Fanno l’Italia gialla, ma i primi ad opporsi sono certi governatori, certi amministratori di centrodestra o di destra anche dura. In Friuli il governatore subito emana una ordinanza anti-assembramenti, cioè vietato uscire. A Perugia il sindaco avvocato, per non essere da meno, ne fa un’altra con cui proibisce praticamente tutto. Così da far gongolare il disastroso ministro Speranza: “Attenti! Giallo non vuol dire scampato pericolo”. Il resto lo danno i media di regime, tutto un coro greco, guardate, ecco la movida, ecco la gentaglia, dalle Alpi a Capo Passero. E su! Simili restrizioni servono a niente, non abbassano di un solo caso la soglia degli infetti, l’Italia che è il Paese più blindato al mondo da un anno ha il record dei contagiati e dei morti, almeno secondo i dati ufficiali, ma si insiste con la stessa terapia fallimentare. “Sono le regole!”, ringhia il cittadino virtuoso. Che Paese ligio, scrupoloso, tutto d’un tratto! La terra dei cachi, dei furbi, della morale elastica, dove tutto si piega a logiche di tornaconto e di lottizzazione, dalla magistratura alla sanità, dallo sport al festival di Sanremo, di colpo pullula di moralisti. Sono le regole!, e le regole si osservano, si impongono anche quando palesemente impossibili o assurde. Se a Porto Recanati una pattuglia multa un disabile che si era rifugiato in un bar per difendersi dal freddo, subito il popolino social plaude: sono le regole! A Roma una task force in assetto di guerra piomba in un ristorante dove fanno il karaoke, blocca tutti, li identifica come terroristi e mafiosi: sono le regole!, ben gli sta, le regole si osservano. Anche quelle inesistenti, anche gli abusi plateali come gli agenti a filmare coi telefonini gli avventori, in modo da schedarli meglio?

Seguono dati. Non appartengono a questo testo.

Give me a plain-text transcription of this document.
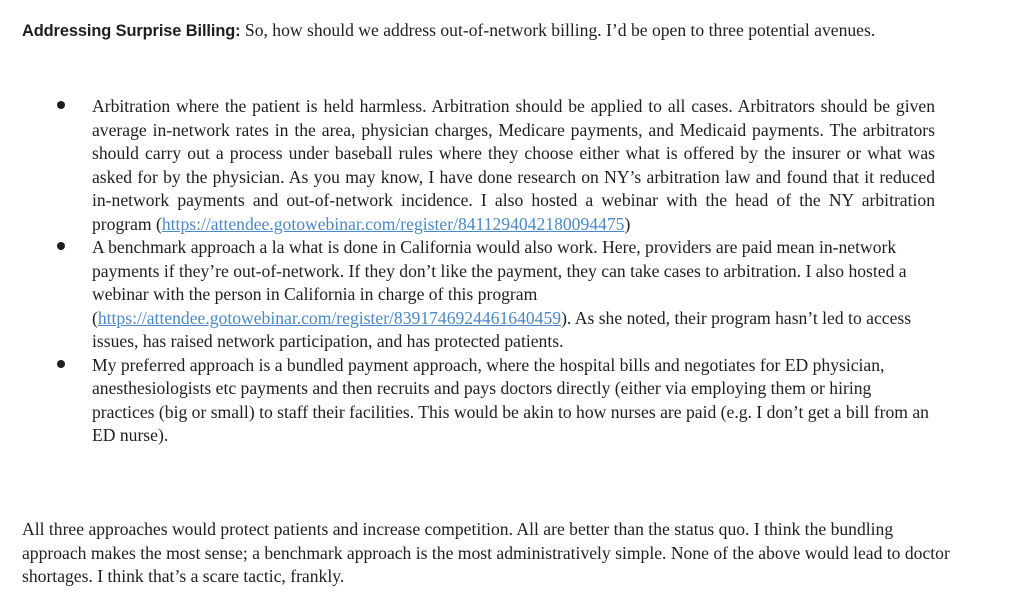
Addressing Surprise Billing: So, how should we address out-of-network billing. I’d be open to three potential avenues.

Arbitration where the patient is held harmless. Arbitration should be applied to all cases. Arbitrators should be given average in-network rates in the area, physician charges, Medicare payments, and Medicaid payments. The arbitrators should carry out a process under baseball rules where they choose either what is offered by the insurer or what was asked for by the physician. As you may know, I have done research on NY’s arbitration law and found that it reduced in-network payments and out-of-network incidence. I also hosted a webinar with the head of the NY arbitration program (https://attendee.gotowebinar.com/register/8411294042180094475)
A benchmark approach a la what is done in California would also work. Here, providers are paid mean in-network payments if they’re out-of-network. If they don’t like the payment, they can take cases to arbitration. I also hosted a webinar with the person in California in charge of this program (https://attendee.gotowebinar.com/register/8391746924461640459). As she noted, their program hasn’t led to access issues, has raised network participation, and has protected patients.
My preferred approach is a bundled payment approach, where the hospital bills and negotiates for ED physician, anesthesiologists etc payments and then recruits and pays doctors directly (either via employing them or hiring practices (big or small) to staff their facilities. This would be akin to how nurses are paid (e.g. I don’t get a bill from an ED nurse).

All three approaches would protect patients and increase competition. All are better than the status quo. I think the bundling approach makes the most sense; a benchmark approach is the most administratively simple. None of the above would lead to doctor shortages. I think that’s a scare tactic, frankly.
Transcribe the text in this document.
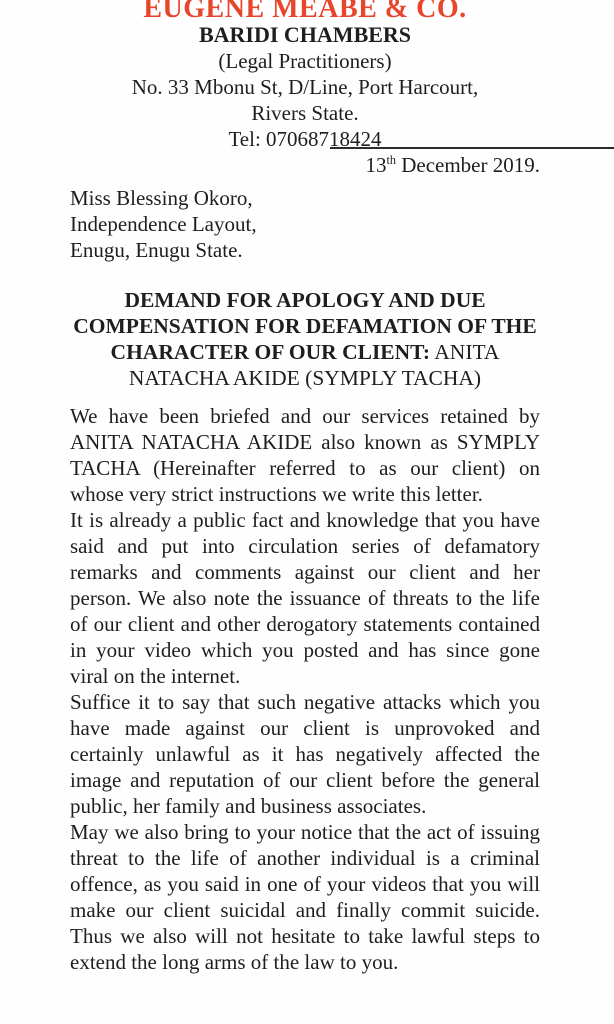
EUGENE MEABE & CO.
BARIDI CHAMBERS
(Legal Practitioners)
No. 33 Mbonu St, D/Line, Port Harcourt,
Rivers State.
Tel: 07068718424
13th December 2019.
Miss Blessing Okoro,
Independence Layout,
Enugu, Enugu State.
DEMAND FOR APOLOGY AND DUE COMPENSATION FOR DEFAMATION OF THE CHARACTER OF OUR CLIENT: ANITA NATACHA AKIDE (SYMPLY TACHA)

We have been briefed and our services retained by ANITA NATACHA AKIDE also known as SYMPLY TACHA (Hereinafter referred to as our client) on whose very strict instructions we write this letter.

It is already a public fact and knowledge that you have said and put into circulation series of defamatory remarks and comments against our client and her person. We also note the issuance of threats to the life of our client and other derogatory statements contained in your video which you posted and has since gone viral on the internet.

Suffice it to say that such negative attacks which you have made against our client is unprovoked and certainly unlawful as it has negatively affected the image and reputation of our client before the general public, her family and business associates.

May we also bring to your notice that the act of issuing threat to the life of another individual is a criminal offence, as you said in one of your videos that you will make our client suicidal and finally commit suicide. Thus we also will not hesitate to take lawful steps to extend the long arms of the law to you.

Saranno anche le regole, ma le regole dovrebbero contemplare anche sostegno, come accade in tutti gli altri Paesi, e un minimo di chiarezza organizzativa, un minimo di osservanza almeno formale alle leggi a partire dalla Costituzione. Invece siamo all’anarchia di regime, si comanda a colpi di decreto personale, si gestiscono crisi come tavolate in pizzeria e, attenzione, il blocco prolungato di tutto non è fine a se stesso, non è staccato dalle logiche di potere anzi è squisitamente funzionale all’autoperpetuazione del potere.
La patria del diritto, degenerata in patria del privilegio, si riscopre patria dell’obbedienza tetragona, ideologica. Vietato opinare, riflettere, dubitare. Vietato discutere, solo obbedienza da regola monastica, fino a che il potere vorrà, fino a che non si metteranno d’accordo per continuare come prima. E oltre. Sono le regole. Quelli che si rinchiudono nella selva oscura delle regole sono poi gli stessi che non rinuncerebbero per nulla al mondo al Sanremo delle deroghe, delle eccezioni e non vedono i voltafaccia della diva Amadeus che prima sfotte i ministri aperturisti, una tantum, Speranza e Franceschini, poi ci ripensa perché il suo agente Lucio Presta gli fa capire che tanto quelli tirano dritto anche senza di lui. In questo caso le regole non ci sono, non esistono, il coro greco delle baccanti pandemicamente corrette non fiata. Il feticismo della regola nasconde sempre una degenerazione etica, il moralismo maschera una corruzione profonda della morale autentica.